Poet's Tongue (and The Plastic Brain); or Ideas Had While in the Shower
2010
Acrylic | canvas
30 x 40

Psychiatrist, psychoanalyst and researcher, Norman Doidge, presents a series of stories relating the concept of "neuroplasticity" in his book The Brain That Changes Itself: Stories of Personal Triumph from the Frontiers of Brain Science (Penguin Books, 2007).

The term, "neuroplasticity," refers to the capacity of the human brain to change its own structure and function. As Doidge writes, "Plasticity has been...inherent to the brain since prehistoric times. The brain is...an open system, and nature has...given us a brain that survives in a changing world by changing itself."

Doidge recounts the experiences of Paul Bach-y-Rita, an expert in medicine, psychopharmacology, ocular neurophysiology, and biomedical engineering, whom Doidge quotes, "We see with our brains, not with our eyes."

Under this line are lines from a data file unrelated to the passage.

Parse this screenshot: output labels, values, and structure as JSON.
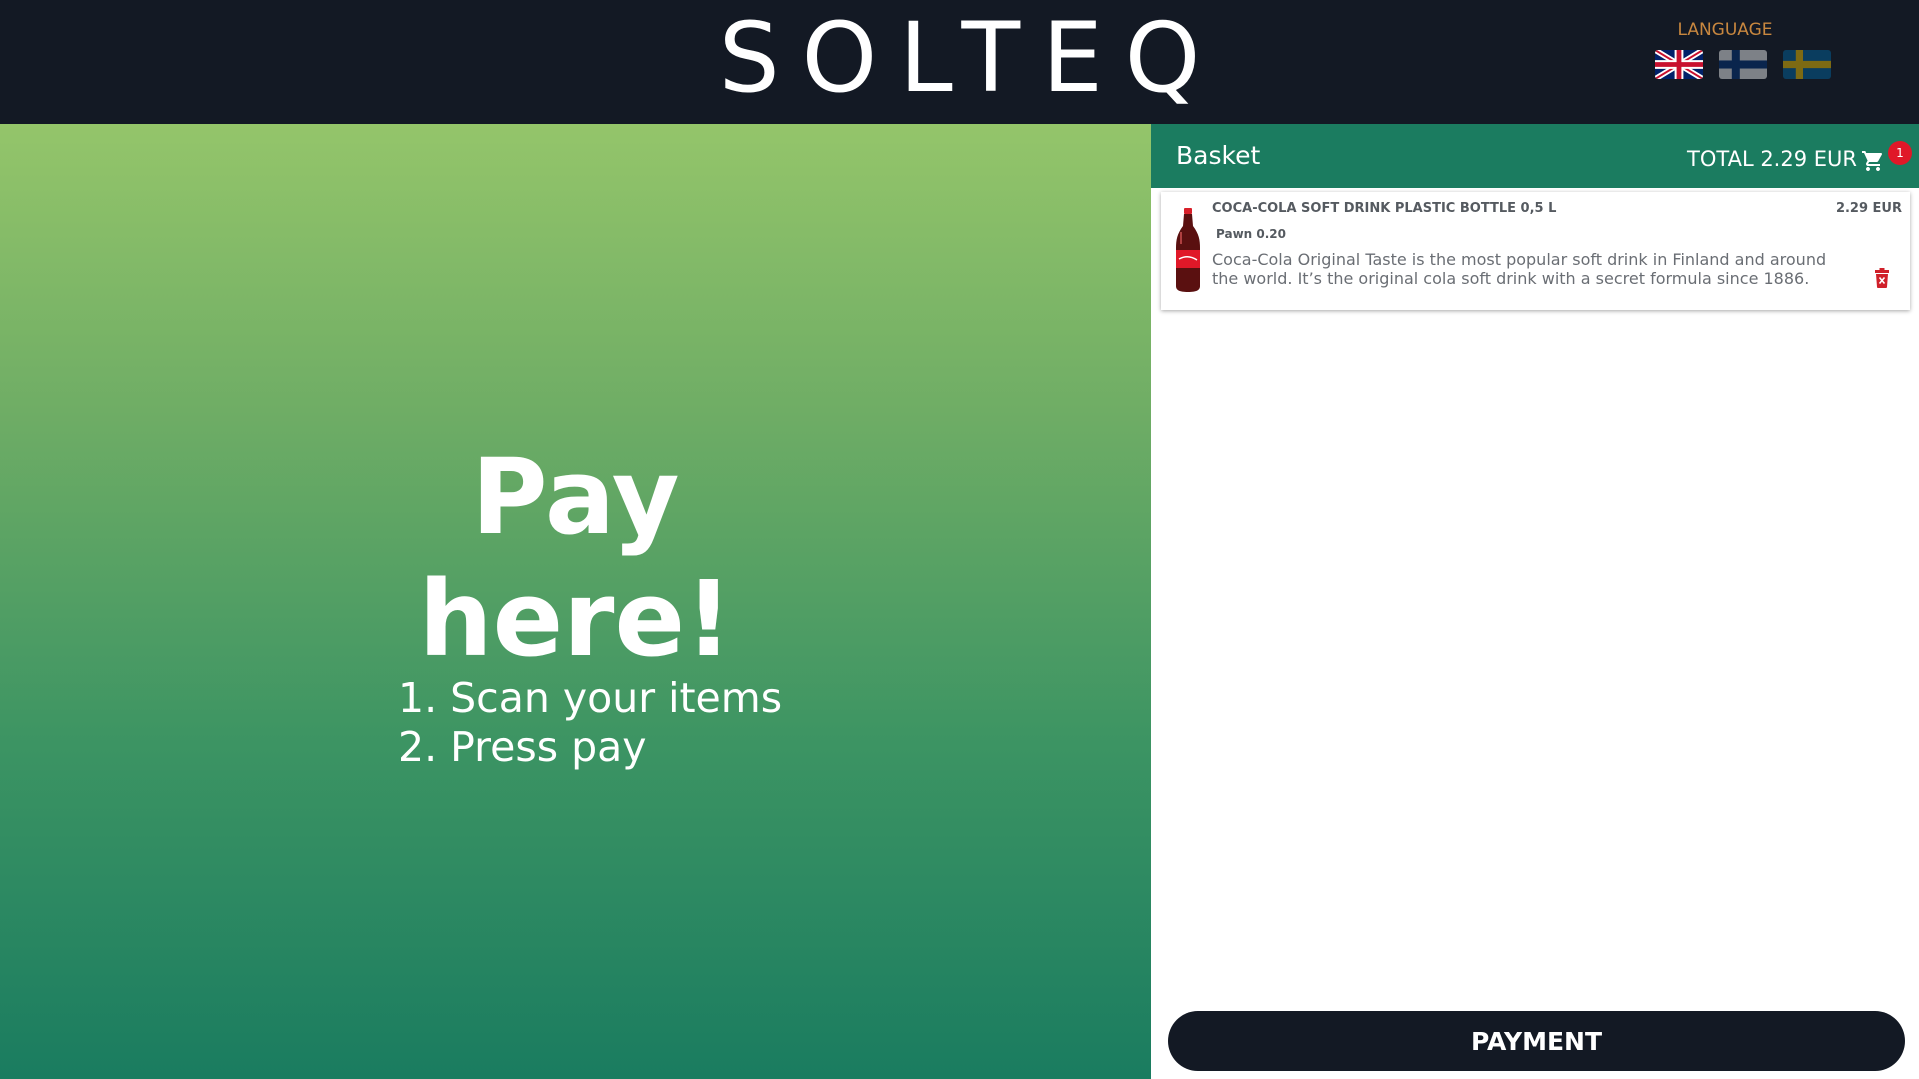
{
  "header": {
    "logo_text": "SOLTEQ",
    "language_label": "LANGUAGE",
    "languages": [
      {
        "code": "en",
        "icon": "uk-flag-icon",
        "active": true
      },
      {
        "code": "fi",
        "icon": "finland-flag-icon",
        "active": false
      },
      {
        "code": "sv",
        "icon": "sweden-flag-icon",
        "active": false
      }
    ]
  },
  "promo": {
    "title_line1": "Pay",
    "title_line2": "here!",
    "step1": "1. Scan your items",
    "step2": "2. Press pay"
  },
  "basket": {
    "title": "Basket",
    "total_label": "TOTAL 2.29 EUR",
    "cart_icon": "cart-icon",
    "item_count": "1",
    "items": [
      {
        "name": "COCA-COLA SOFT DRINK PLASTIC BOTTLE 0,5 L",
        "price": "2.29 EUR",
        "pawn": "Pawn 0.20",
        "description": "Coca-Cola Original Taste is the most popular soft drink in Finland and around the world. It’s the original cola soft drink with a secret formula since 1886. The",
        "image_icon": "coca-cola-bottle-icon",
        "delete_icon": "trash-icon"
      }
    ]
  },
  "payment_button_label": "PAYMENT",
  "colors": {
    "header_bg": "#131924",
    "basket_header_bg": "#1b7c60",
    "gradient_top": "#94c56a",
    "gradient_bottom": "#1a7c60",
    "language_label": "#c8873f",
    "badge": "#e01828",
    "delete": "#d0202a"
  }
}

Paul's father, the poet and scholar, Pedro Bach-y-Rita, suffered a disabling stroke at the age of 65 that paralyzed his face, half his body, and left him unable to speak. Paul's brother, George, taught their father to crawl, then to wash dishes, and so on, and in so doing, Pedro's brain reorganized itself.

The stroke had caused a lesion in the brain stem that had never healed; the stroke had destroyed the major centers of the brain controlling movement, and it had damaged 97 percent of the nerves connecting the cerebral cortex to the spine. And yet, Pedro would again teach at City College in New York City, and he would climb mountains.

Following study of this recovery, Paul turned his attention to the study and treatment of stroke patients. In one instance, Paul utilized a tongue nerve, and special training, to allow stroke patients to regain emotional expression in their faces.